On March 24, after a high open, the A-shares quickly declined, and market sentiment did not show a clear improvement. Under these circumstances, the green power sector became active again. Tuori New Energy (002218.SZ), China Power LiaoNeng (600396.SH), Hunan Development (000722.SZ), ShaoNeng Shares (000601.SZ), Zhongnan Culture (002445.SZ) hit the daily limit, while Zhejiang New Energy (600032.SH), GCL New Energy (002015.SZ), Energy Saving Wind Power (601016.SH), and others followed the rise.
In terms of news, Liu Liehong, Director of the National Data Bureau, stated at the China Development High-Level Forum 2026 Annual Meeting on March 23 that the next step will be to vigorously promote the computing power and electricity collaboration project, ensuring that the proportion of green electricity used in new computing facilities at key nodes exceeds 80%, maximizing the supporting role of green power. Liu explained that computing and electricity collaboration refers to deep integration of computing infrastructure and power systems through digital technology, intelligent algorithms, and information networks, promoting dynamic resource matching and optimized allocation, creating a new infrastructure project that fosters a virtuous cycle of “power-driven computing and computing-driven power.” Main initiatives include promoting direct supply of green electricity, green electricity aggregation, increasing green power support for computing, advancing waste heat recovery, and enhancing green low-carbon cycle benefits.
Additionally, China Power Investment Group held its first press conference for 2026. The State Power Investment Corporation plans to invest 200 billion yuan this year, a 17% increase year-on-year. In the first quarter, 23 billion yuan will be invested, achieving a 35% growth compared to the same period last year.
From an industry trend and allocation perspective, attention should be paid to the growth potential of new power system construction and the trend toward utility-like services in the power industry. Driven by explosive demand for AI, China’s leading power companies, with significant advantages in scale, cost, cleanliness, and reliability on a global scale, continue to demonstrate their scarcity value and are expected to undergo a fundamental valuation reassessment. Looking at the industry cycle, the total electricity consumption in society will break 10 trillion kWh for the first time in 2025, and the power industry remains in a large demand expansion cycle with broad growth prospects.

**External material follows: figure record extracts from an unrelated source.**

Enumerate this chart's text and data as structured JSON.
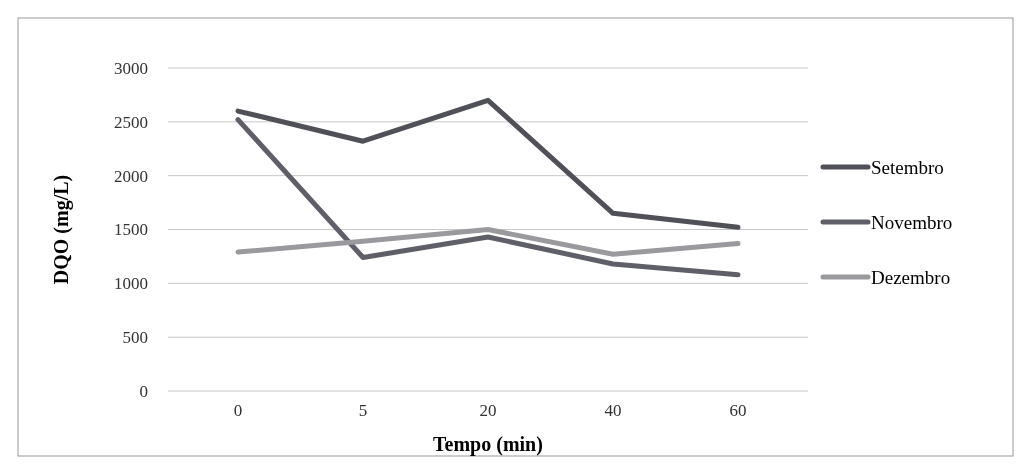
{
  "chart_data": {
    "type": "line",
    "xlabel": "Tempo (min)",
    "ylabel": "DQO (mg/L)",
    "categories": [
      "0",
      "5",
      "20",
      "40",
      "60"
    ],
    "series": [
      {
        "name": "Setembro",
        "color": "#4f5058",
        "values": [
          2600,
          2320,
          2700,
          1650,
          1520
        ]
      },
      {
        "name": "Novembro",
        "color": "#5e5f68",
        "values": [
          2520,
          1240,
          1430,
          1180,
          1080
        ]
      },
      {
        "name": "Dezembro",
        "color": "#9a9a9e",
        "values": [
          1290,
          1390,
          1500,
          1270,
          1370
        ]
      }
    ],
    "ylim": [
      0,
      3000
    ],
    "yticks": [
      0,
      500,
      1000,
      1500,
      2000,
      2500,
      3000
    ],
    "grid": "y",
    "legend": "right",
    "marker": "none",
    "line_style": "solid"
  }
}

Everbright Securities believes that as the pace of offshore wind power project construction accelerates, offshore wind installations outside China are expected to see significant growth by 2026. Based on the construction pace outside China, it is estimated that overseas offshore wind capacity could reach 12 GW in 2026, a substantial increase from 3.1 GW in 2025. Among them, Europe is expected to reach 7.5 GW in offshore wind capacity in 2026, significantly higher than Europe’s 2 GW in 2025.
Dongwu Securities suggests that deepening electricity reform will lead to a reassessment of the power sector and create significant dividend opportunities. The three major constraints on green electricity—“consumption + electricity prices + subsidies”—are gradually easing, with new energy fully entering the market and market-oriented development leading to high-quality growth of new energy. Founder Securities believes that in 2025, long-term electricity prices in many regions will face downward pressure, with policies such as retail-price gap restrictions introduced to curb irrational competition. Starting in 2026, capacity electricity price compensation ratios are generally increased, and the short-term outlook for the power sector is expected to bottom out. The industry is shifting from a phase of “price and volume decline” to a new stage of “stabilized prices and increased revenue,” which may drive a valuation re-rating of the sector.